With little difficulty, one could imagine how this precedent in ecological tinkering could easily be expanded. If we were to become permanent residents of Saugalock, we might logically want to bring some `domesticated friends' with us. Just as I dreamt of having a place like Saugalock as a boy I also dreamt of one day having a racing pigeon loft; back then, as I watched my uncle's racing homers fly, my spirits soared with them. Until now fulfillment of that dream was impossible because of where I chose to live. Moving to Saugalock would solve those human problems of zoning. However, new and potentially more serious conflicts of conscience would arise. You see, racing homers, being athletes, need to train regularly. They do so by daily plying the skies for an hour or so, coursing over the terrain about their loft. Few human problems to deal with there, but I trust resident Cooper's hawks and transient peregrine falcons would be compelled to exact rent for use of the firmament - probably in the form of a regular meal of the less fleet, or indiscreet. How would I balance the physical loss of a prized racer against the death stoop of a peregrine? Similar questions would have to be resolved relative to vegetable gardens and deer, a free roaming Tex and nesting turkeys, horse pastures and un-trampled natural meadows, `civilized' forestry and dead snag communities, impounded fish ponds and free-flowing brooks, manicured lawns and unruly wild flower patches, and so on.

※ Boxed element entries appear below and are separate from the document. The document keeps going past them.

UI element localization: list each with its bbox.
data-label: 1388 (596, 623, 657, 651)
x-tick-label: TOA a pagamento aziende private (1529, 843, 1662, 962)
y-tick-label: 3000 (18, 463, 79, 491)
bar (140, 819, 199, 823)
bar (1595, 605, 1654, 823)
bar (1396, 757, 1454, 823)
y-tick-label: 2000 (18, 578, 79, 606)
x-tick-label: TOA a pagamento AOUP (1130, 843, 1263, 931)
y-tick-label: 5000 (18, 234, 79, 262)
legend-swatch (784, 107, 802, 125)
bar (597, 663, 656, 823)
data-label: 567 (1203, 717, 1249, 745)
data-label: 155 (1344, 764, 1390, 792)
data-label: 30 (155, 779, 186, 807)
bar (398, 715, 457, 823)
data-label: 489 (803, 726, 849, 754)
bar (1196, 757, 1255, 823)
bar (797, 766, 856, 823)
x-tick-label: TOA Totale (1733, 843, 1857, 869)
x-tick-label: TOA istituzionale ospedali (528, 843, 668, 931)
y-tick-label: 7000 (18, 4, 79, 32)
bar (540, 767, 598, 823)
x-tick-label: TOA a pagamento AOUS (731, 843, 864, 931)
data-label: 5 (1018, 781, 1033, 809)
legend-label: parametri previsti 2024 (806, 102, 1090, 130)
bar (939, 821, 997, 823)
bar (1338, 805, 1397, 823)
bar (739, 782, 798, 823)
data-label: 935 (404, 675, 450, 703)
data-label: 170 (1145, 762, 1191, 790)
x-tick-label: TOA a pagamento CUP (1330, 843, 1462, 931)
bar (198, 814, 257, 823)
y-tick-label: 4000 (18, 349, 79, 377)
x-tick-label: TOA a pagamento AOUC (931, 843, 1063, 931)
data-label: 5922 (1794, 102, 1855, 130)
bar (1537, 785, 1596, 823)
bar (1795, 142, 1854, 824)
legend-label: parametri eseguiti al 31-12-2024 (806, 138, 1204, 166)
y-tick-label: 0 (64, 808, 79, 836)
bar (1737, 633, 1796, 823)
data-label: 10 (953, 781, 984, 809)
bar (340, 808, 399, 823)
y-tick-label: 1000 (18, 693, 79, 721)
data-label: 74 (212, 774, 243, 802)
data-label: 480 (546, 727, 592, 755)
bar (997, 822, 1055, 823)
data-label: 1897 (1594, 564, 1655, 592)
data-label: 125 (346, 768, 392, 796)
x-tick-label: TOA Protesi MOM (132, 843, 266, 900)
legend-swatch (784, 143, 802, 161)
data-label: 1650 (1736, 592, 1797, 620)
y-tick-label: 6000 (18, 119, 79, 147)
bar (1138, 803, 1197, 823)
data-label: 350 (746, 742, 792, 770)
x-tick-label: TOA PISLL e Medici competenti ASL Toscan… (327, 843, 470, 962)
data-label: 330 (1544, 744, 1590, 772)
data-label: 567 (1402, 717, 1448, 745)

As visitors, such conflicts are transient and easily settled with our departure; as permanent residents, final resolutions and unsettled consciences would be inevitable. How would we respond? Such questions we could not answer, and I feared most that they would not even be asked once we settled in.
Thus, it has been twelve years since Saugalock was christened. We visit regularly, but the house that was to be, still isn't. Of late, building it doesn't seem as important as it once did, and until we decide how to better become part of the wild community there, the house that was to be will remain the house that never was.